Thai tradition holds that developers should consult a Brahmin priest, rather than a Buddhist monk, to determine the most auspicious date and location for the installation, and that a spirit house should never stand beneath the shadow of the main building, as this is considered disrespectful to the guardian spirit.
Thailand welcomed more than 35 million international visitors in 2024, according to the Tourism Authority of Thailand, many of whom encounter one of these tiny shrines standing just a few meters from a skyscraper, a luxury mall, or an international hotel chain long before they ever visit a temple.
The practice illustrates something unique about Thailand, rapid modernization has largely coexisted with centuries old cultural traditions rather than replacing them.
Why Are There Bottles of Red Soda?
Perhaps the most recognizable feature of many spirit houses is the offering itself. Fresh flowers, incense, fruit, rice, miniature elephant figurines, and bottles of bright red soft drinks are common sights throughout the country.
No single explanation for the red soda tradition is universally accepted.

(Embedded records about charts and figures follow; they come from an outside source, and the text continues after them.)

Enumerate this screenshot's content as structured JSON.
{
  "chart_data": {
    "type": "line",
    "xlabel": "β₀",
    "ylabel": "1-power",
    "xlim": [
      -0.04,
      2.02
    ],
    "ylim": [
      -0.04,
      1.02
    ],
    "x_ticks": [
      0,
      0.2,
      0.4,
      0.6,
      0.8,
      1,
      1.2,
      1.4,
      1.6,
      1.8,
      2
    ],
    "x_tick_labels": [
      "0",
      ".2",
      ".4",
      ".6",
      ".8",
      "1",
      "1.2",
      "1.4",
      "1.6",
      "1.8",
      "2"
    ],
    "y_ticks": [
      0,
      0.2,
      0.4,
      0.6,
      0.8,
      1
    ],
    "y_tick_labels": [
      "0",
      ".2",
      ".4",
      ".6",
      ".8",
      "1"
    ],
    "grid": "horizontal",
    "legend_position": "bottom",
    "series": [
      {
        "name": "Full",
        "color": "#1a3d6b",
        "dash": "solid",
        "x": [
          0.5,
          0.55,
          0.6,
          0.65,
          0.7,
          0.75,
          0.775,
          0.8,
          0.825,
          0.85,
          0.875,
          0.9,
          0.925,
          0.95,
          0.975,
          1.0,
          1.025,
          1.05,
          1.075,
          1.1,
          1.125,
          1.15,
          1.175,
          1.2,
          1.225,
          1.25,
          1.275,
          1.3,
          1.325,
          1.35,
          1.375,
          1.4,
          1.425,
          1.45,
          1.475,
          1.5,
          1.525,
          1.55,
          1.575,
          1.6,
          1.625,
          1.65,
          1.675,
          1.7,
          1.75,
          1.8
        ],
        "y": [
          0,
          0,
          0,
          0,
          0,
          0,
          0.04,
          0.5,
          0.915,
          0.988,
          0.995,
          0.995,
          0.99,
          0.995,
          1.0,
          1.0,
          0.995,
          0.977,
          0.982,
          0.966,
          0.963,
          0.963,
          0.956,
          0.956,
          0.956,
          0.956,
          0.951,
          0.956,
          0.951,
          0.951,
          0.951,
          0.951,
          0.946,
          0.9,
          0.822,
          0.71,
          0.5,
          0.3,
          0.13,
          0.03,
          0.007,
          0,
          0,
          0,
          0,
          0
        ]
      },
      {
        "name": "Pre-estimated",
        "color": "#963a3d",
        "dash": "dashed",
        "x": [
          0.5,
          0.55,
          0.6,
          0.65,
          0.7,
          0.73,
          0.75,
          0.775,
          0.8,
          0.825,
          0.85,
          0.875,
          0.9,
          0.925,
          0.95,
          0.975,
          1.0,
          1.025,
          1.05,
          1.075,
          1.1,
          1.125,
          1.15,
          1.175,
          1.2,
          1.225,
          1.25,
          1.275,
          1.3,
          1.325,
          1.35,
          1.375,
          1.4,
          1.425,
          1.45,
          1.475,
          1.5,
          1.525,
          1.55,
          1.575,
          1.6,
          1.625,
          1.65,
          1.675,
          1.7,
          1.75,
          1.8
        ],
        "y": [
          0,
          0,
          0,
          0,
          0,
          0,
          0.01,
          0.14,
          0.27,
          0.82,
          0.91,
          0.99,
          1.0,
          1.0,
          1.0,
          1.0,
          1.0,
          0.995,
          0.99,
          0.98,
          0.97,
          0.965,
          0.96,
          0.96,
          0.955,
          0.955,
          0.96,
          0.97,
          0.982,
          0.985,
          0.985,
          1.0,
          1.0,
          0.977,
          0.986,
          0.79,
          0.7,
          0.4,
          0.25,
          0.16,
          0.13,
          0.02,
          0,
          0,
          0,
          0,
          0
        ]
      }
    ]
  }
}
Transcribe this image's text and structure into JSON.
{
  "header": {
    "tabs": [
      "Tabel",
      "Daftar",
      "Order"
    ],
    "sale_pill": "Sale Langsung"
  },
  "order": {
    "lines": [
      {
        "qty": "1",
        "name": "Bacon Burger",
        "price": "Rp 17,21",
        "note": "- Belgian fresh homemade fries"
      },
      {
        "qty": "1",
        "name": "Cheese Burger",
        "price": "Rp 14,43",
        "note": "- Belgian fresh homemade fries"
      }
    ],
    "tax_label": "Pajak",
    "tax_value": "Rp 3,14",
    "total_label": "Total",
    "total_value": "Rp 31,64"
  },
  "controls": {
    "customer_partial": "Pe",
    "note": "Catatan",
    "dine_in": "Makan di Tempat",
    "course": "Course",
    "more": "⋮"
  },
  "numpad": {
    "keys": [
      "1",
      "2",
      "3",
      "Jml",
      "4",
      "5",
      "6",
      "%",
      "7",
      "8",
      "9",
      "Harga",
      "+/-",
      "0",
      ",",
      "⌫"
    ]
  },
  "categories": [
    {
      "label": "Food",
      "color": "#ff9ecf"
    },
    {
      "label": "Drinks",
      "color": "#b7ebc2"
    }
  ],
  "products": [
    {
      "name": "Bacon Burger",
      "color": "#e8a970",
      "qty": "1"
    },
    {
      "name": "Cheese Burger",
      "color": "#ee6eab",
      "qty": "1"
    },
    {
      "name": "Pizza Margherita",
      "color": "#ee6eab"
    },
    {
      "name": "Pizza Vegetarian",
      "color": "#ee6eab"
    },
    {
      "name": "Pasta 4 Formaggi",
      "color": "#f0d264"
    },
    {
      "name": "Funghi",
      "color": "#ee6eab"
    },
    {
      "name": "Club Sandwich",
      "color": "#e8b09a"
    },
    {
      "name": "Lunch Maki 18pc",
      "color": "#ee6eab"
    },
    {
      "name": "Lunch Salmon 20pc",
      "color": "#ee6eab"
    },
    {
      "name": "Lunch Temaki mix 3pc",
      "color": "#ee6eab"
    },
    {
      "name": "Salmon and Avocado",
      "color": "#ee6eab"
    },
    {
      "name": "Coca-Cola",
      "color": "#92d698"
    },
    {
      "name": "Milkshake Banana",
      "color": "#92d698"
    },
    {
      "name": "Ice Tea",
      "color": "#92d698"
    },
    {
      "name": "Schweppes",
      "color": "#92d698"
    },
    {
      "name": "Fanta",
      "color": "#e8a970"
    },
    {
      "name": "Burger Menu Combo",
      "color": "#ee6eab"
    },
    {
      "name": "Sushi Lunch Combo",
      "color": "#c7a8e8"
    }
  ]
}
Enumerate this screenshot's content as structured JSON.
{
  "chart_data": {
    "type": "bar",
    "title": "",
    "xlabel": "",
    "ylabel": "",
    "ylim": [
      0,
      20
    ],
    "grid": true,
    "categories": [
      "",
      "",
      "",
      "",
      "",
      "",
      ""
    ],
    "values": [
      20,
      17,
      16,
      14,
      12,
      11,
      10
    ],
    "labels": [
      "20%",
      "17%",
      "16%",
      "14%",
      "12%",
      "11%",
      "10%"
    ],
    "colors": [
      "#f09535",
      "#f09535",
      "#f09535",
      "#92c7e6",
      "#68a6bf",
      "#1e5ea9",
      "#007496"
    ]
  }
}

Several folk theories attempt to explain the tradition. Some suggest the color symbolically replaced older animal sacrifice offerings, while others believe it echoes the red dye once left behind by burning incense in water.
Another theory is that red simply carries longstanding ceremonial significance in Thai and Chinese folk traditions.
What's clear is that as commercially bottled beverages became widely available through the twentieth century, red soda became the offering of choice.
A Small Structure With a Big Story
To many visitors, spirit houses are simply another distinctive feature of Thailand's streetscape. For many Thais, however, they represent respect for place, tradition, and beliefs that have shaped communities for centuries.
That is why, whether outside a family home, a neighborhood cafe, or beneath the glass façade of a modern skyscraper, these miniature houses remain one of Thailand's most enduring cultural landmarks.